Nine layers of tightly interwoven coding, one more than the most advanced system to date, that would allow it to control nearly every mundane function, from room temperature to air supply to medical check-ups and more. They would not need to send any health reports back to earth manually, it would do that too. Anything and everything that could be done automatically, would be. On top of all of that, it’d be able to speak to them, and learn from their responses exactly what it could do to make them more comfortable, and to keep them in peak physical condition.
But that wasn’t enough for him. For him, everything came down to this line...this one little line, this extra layer. This was what would make or break it for him. This was what set aside his program from anyone else’s. Sure, it wasn’t technically legal, but he’d have to live with the results himself, wouldn’t he? All else failed, he could reset and remove the layer without affecting functionality in the slightest.

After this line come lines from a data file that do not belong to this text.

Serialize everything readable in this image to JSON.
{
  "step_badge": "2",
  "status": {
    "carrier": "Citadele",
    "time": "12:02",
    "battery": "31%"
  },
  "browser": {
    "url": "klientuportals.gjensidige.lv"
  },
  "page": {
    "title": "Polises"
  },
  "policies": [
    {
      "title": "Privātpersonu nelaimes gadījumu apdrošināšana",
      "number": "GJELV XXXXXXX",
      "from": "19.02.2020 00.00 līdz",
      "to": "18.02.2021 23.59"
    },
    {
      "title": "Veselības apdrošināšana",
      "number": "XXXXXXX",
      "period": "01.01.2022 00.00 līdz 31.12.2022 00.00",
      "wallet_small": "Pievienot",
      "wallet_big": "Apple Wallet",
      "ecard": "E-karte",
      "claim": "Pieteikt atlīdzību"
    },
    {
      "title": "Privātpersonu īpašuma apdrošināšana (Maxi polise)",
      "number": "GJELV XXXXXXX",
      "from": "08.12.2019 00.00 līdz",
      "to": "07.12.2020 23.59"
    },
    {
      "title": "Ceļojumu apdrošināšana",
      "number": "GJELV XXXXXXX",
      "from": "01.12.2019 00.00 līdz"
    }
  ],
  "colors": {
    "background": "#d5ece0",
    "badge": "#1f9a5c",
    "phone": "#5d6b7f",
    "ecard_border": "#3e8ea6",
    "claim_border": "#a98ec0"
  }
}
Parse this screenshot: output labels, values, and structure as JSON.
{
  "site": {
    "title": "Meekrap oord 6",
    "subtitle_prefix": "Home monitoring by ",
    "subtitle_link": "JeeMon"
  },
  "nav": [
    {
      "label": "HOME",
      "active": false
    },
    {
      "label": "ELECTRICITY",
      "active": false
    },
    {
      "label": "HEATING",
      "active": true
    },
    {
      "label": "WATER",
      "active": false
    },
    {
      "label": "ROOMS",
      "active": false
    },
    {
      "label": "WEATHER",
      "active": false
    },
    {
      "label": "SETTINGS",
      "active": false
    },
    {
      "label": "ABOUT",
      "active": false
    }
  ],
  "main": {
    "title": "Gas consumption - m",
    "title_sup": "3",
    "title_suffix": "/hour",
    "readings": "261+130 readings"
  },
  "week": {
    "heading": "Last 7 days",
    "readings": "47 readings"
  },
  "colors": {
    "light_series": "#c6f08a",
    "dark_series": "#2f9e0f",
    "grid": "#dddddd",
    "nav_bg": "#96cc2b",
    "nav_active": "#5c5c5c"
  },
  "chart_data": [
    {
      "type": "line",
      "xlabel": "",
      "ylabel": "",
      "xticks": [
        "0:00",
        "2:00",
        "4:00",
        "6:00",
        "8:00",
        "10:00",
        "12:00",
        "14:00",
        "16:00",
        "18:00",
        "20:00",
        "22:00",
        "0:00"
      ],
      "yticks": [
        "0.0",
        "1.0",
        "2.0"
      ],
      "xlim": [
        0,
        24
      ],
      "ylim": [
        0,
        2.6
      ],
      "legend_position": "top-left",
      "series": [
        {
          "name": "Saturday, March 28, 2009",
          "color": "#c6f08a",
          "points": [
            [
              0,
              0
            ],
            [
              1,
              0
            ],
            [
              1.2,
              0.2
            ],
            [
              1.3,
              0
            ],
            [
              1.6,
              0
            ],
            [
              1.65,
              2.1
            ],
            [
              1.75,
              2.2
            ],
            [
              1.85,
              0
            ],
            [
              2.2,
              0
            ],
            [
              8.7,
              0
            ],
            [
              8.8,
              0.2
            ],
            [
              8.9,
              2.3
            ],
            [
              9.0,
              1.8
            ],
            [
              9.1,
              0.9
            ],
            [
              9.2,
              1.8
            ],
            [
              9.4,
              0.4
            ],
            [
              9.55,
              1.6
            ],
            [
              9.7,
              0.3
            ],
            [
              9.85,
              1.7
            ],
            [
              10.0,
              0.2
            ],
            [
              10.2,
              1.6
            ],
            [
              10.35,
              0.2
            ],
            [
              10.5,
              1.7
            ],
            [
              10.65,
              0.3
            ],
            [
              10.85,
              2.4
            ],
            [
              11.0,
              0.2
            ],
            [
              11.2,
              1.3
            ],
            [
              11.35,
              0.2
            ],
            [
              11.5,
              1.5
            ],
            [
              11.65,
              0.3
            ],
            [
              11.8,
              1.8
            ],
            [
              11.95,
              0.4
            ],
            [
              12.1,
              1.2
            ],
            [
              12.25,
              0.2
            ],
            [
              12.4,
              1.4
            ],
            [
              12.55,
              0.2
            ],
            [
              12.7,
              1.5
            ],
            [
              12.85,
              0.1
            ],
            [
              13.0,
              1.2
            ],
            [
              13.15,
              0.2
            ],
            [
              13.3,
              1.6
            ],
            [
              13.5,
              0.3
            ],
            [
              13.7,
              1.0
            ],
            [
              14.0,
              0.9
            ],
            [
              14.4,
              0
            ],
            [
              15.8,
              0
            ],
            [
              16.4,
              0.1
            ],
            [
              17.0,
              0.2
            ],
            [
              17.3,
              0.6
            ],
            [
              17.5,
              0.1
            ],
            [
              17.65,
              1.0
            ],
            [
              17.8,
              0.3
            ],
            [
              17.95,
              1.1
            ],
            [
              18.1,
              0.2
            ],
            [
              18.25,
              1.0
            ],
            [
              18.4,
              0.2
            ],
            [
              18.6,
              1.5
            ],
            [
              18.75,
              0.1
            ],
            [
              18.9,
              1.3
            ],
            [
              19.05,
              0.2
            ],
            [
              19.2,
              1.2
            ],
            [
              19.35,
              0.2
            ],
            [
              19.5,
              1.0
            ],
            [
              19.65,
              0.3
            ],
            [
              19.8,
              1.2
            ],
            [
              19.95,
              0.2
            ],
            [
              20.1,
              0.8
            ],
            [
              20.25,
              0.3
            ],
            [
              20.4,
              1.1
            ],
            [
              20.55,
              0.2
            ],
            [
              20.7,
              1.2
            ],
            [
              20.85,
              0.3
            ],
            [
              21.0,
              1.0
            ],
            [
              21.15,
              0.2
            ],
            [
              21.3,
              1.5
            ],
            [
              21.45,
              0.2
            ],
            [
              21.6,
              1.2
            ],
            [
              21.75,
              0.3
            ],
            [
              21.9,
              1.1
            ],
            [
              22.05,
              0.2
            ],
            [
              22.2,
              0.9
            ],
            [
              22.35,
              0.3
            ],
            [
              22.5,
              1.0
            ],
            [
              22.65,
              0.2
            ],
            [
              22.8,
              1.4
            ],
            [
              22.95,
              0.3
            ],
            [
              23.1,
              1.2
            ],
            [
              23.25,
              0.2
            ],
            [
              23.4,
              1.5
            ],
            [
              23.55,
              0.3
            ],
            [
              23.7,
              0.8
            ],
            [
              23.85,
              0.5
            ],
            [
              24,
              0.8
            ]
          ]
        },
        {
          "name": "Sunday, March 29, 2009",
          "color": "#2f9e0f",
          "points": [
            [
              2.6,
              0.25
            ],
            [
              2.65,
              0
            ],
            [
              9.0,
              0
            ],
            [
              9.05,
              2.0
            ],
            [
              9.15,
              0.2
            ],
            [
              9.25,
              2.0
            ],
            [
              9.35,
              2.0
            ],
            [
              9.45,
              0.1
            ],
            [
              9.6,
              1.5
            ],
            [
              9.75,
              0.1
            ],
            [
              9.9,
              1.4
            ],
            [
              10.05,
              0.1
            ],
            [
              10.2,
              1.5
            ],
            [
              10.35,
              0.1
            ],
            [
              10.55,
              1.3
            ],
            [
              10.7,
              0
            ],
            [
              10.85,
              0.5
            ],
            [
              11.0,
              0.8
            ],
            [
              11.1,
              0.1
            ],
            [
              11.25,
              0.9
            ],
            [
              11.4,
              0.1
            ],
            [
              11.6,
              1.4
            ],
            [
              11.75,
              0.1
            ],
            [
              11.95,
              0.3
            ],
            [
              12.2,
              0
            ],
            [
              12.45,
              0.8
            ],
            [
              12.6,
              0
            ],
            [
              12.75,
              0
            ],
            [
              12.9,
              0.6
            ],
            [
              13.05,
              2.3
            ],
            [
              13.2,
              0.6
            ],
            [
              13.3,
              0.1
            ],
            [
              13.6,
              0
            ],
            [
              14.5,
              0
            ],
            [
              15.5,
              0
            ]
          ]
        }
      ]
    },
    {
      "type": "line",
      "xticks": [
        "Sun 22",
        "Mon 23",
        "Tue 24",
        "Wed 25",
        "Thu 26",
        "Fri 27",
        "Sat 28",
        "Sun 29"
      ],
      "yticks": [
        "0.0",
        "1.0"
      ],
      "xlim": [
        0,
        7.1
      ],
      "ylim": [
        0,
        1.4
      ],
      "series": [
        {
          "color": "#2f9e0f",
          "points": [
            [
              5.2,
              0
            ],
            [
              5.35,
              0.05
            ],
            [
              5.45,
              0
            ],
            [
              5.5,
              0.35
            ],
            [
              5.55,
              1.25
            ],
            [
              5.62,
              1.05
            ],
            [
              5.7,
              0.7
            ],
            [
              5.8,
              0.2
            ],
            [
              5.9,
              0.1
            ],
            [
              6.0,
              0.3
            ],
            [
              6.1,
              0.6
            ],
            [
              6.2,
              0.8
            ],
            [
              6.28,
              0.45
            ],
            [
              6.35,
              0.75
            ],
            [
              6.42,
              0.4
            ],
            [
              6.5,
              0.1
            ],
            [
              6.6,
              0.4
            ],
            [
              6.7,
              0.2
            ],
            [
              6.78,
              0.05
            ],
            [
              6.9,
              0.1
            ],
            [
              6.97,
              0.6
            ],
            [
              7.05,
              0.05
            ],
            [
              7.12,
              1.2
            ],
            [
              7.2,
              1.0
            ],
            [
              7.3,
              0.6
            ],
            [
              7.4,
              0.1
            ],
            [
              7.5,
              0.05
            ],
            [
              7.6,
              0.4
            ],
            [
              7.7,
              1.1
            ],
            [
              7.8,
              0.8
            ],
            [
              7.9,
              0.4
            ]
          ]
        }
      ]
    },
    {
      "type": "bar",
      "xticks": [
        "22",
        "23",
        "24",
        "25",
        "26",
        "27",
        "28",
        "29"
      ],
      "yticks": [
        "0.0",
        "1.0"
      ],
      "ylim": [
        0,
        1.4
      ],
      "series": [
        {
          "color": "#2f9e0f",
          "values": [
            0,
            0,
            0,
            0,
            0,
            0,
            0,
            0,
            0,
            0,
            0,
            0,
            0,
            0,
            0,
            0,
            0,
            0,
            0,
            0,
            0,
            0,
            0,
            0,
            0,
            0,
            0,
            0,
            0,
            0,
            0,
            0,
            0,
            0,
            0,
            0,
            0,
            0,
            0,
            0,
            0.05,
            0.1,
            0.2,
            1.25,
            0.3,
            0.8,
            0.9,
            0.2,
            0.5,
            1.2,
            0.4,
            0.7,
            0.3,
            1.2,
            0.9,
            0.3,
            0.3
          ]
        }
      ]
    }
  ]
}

It was that thought that finally steeled him to his decision. He implemented the line, and saved his work, then ran the program. The familiar voice rang out over the ship’s speakers, but this time, there was something underneath it that hadn’t been there before. He smiled, pleased as he turned it off again. Not quite perfect, not quite finished. He’d have to fiddle with it in-flight...but it was a start.
He certainly couldn’t keep calling it it
much longer.
Chapter One: He Learns.
But it’s space,
Matt whined, grinning widely as he leaned back in his swivel chair. Rose rolled her eyes at the camera that Matt was sitting in front of. The roll turned into a disapproving glare.
"M att, we all think space is pretty great, that’s why we’re on this team in the first place. It’s why we work for the National Aeronautics and Space Administration. It’s literally in our job description to love space." She leaned over and ruffled his scarlet hair, much to his annoyance, but it didn’t seem to alter the style of the mop in any way. Matt’s hair was always a mess, she told him constantly, and for God’s sake, why didn’t he get a haircut? She’s one to talk, Matt would reply, gesturing at the hair that fell well past the small of her back, and she would lose that argument for the day. She ducked as he reached over to ruffle her hair in return, shooting another fake glare at her as he did so, but she didn’t quite manage to escape the quick side-hug that followed. Not that she was trying particularly hard to avoid him.
Oh, get a room, you two, I don’t need to see all this,
laughed a voice from the speakers beside the monitor, and Celine shook her head in mock disapproval. I swear they don’t pay me enough for the shit I put up with.